Os Estados Unidos deram um passo decisivo na acirrada corrida global pelo 6G ao anunciar um vasto programa de reorganização do espectro de radiofrequências. A iniciativa, que visa pavimentar o caminho para a próxima geração de redes móveis, é uma resposta direta ao rápido avanço de países como a China no desenvolvimento da tecnologia.
O governo norte-americano, por meio da Administração Nacional de Telecomunicações e Informações (NTIA), autorizou um estudo aprofundado para avaliar o uso comercial da faixa de 4,4 GHz. Esta banda é considerada estratégica e essencial para as futuras redes 6G, e a análise busca determinar a viabilidade de sua liberação para operação comercial em potência máxima.
A NTIA descreve esta operação como a maior “refarmagem” de espectro já realizada pelos Estados Unidos, com quatro estudos sendo conduzidos simultaneamente – um fato inédito no país.
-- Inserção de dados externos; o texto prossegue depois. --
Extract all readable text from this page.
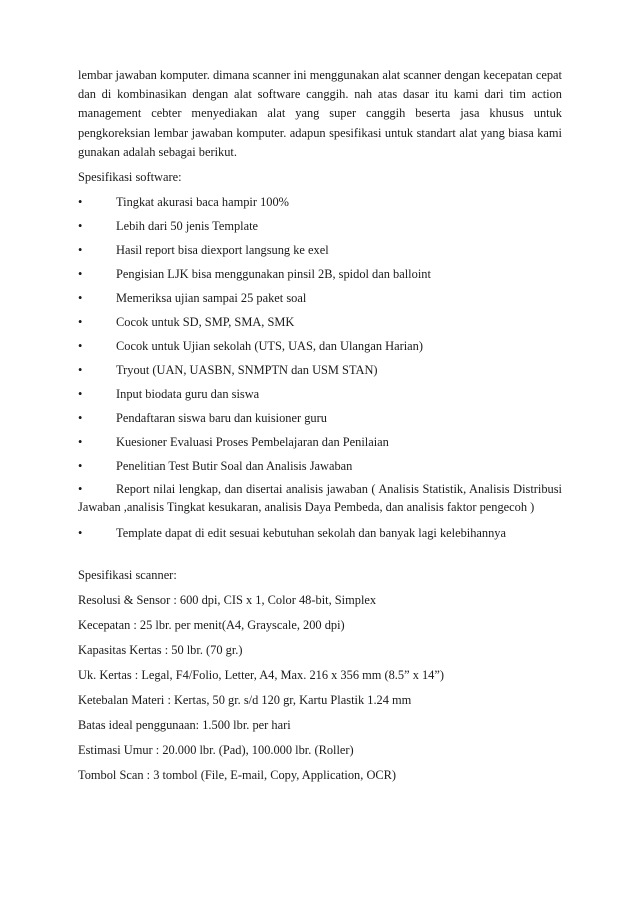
lembar jawaban komputer. dimana scanner ini menggunakan alat scanner dengan kecepatan cepat dan di kombinasikan dengan alat software canggih. nah atas dasar itu kami dari tim action management cebter menyediakan alat yang super canggih beserta jasa khusus untuk pengkoreksian lembar jawaban komputer. adapun spesifikasi untuk standart alat yang biasa kami gunakan adalah sebagai berikut.

Spesifikasi software:

•	Tingkat akurasi baca hampir 100%
•	Lebih dari 50 jenis Template
•	Hasil report bisa diexport langsung ke exel
•	Pengisian LJK bisa menggunakan pinsil 2B, spidol dan balloint
•	Memeriksa ujian sampai 25 paket soal
•	Cocok untuk SD, SMP, SMA, SMK
•	Cocok untuk Ujian sekolah (UTS, UAS, dan Ulangan Harian)
•	Tryout (UAN, UASBN, SNMPTN dan USM STAN)
•	Input biodata guru dan siswa
•	Pendaftaran siswa baru dan kuisioner guru
•	Kuesioner Evaluasi Proses Pembelajaran dan Penilaian
•	Penelitian Test Butir Soal dan Analisis Jawaban
•	Report nilai lengkap, dan disertai analisis jawaban ( Analisis Statistik, Analisis Distribusi Jawaban ,analisis Tingkat kesukaran, analisis Daya Pembeda, dan analisis faktor pengecoh )
•	Template dapat di edit sesuai kebutuhan sekolah dan banyak lagi kelebihannya

Spesifikasi scanner:

Resolusi & Sensor : 600 dpi, CIS x 1, Color 48-bit, Simplex
Kecepatan : 25 lbr. per menit(A4, Grayscale, 200 dpi)
Kapasitas Kertas : 50 lbr. (70 gr.)
Uk. Kertas : Legal, F4/Folio, Letter, A4, Max. 216 x 356 mm (8.5” x 14”)
Ketebalan Materi : Kertas, 50 gr. s/d 120 gr, Kartu Plastik 1.24 mm
Batas ideal penggunaan: 1.500 lbr. per hari
Estimasi Umur : 20.000 lbr. (Pad), 100.000 lbr. (Roller)
Tombol Scan : 3 tombol (File, E-mail, Copy, Application, OCR)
A agência ressalta que a estratégia é fundamental para manter a liderança norte-americana no desenvolvimento do 6G, em um cenário onde a pesquisa e o desenvolvimento global se intensificam.
Quatro Faixas Estratégicas em Análise
Além da faixa de 4,4 GHz, o programa de estudos abrange outras três bandas de frequência consideradas cruciais para futuras aplicações de telecomunicações: 1,6 GHz, 2,7 GHz e 7 GHz. As propostas agora seguirão para um período de revisão de 60 dias nos Comitês de Comércio e de Orçamento do Congresso antes de avançarem para as próximas etapas.
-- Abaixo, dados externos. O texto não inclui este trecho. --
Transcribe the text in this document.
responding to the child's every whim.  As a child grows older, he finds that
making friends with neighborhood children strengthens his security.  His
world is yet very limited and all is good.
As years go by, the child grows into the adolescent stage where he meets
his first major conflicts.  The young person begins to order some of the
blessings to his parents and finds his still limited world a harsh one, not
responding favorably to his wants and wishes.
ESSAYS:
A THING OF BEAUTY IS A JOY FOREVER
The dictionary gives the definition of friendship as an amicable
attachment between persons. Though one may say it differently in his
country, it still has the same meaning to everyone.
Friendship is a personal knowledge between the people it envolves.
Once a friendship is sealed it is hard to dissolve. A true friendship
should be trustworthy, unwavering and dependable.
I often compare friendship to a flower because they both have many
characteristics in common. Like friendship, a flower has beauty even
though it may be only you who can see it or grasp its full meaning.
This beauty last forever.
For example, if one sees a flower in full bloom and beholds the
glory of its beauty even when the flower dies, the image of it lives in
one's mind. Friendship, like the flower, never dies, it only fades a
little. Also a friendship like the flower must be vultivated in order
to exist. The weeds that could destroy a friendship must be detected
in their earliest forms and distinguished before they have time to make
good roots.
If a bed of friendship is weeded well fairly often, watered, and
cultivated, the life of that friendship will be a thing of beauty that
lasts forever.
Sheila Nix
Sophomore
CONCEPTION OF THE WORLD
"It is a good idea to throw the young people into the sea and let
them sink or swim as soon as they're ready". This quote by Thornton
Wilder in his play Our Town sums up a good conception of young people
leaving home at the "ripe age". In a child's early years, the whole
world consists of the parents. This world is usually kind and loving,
Esta movimentação também se alinha a uma diretriz aprovada pelo Congresso, que incumbiu a NTIA de identificar 500 MHz de espectro comercial ao longo de cinco anos. Adicionalmente, a agência tem a missão de concluir, em até 12 meses, um estudo específico sobre a faixa entre 7,125 GHz e 7,4 GHz, outra candidata promissora para futuras redes móveis.
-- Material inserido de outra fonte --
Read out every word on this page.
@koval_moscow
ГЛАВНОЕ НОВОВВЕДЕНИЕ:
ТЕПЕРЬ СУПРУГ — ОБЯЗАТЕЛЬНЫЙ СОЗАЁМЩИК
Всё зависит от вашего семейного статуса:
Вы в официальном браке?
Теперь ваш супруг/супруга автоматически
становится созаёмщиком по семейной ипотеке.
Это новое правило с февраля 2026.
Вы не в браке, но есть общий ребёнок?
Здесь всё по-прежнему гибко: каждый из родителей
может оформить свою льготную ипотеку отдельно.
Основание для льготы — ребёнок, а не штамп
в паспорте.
A Corrida Global e o Desafio Chinês
A urgência por trás da iniciativa norte-americana é amplificada pelo progresso acelerado da China no campo do 6G. Relatos de órgãos chineses indicam que o país já concluiu a primeira fase de testes técnicos da nova tecnologia e continua a expandir suas pesquisas, abrangendo desde redes terrestres até comunicação via satélite e infraestrutura dedicada ao padrão de próxima geração.
Enquanto a China avança nos testes, os Estados Unidos apostam na reorganização e otimização do espectro como um pilar essencial para garantir sua competitividade e liderança quando o 6G for finalmente implementado comercialmente. O acesso e a gestão eficiente das futuras faixas de frequência são vistos por governos e empresas como fatores decisivos para determinar quem dominará a próxima era das telecomunicações.
Embora as redes 6G ainda estejam em fase de pesquisa e padronização global, a batalha pelo controle do espectro já está em pleno vapor, demonstrando a importância estratégica que a infraestrutura de comunicação de ponta representa para o futuro geopolítico e econômico mundial.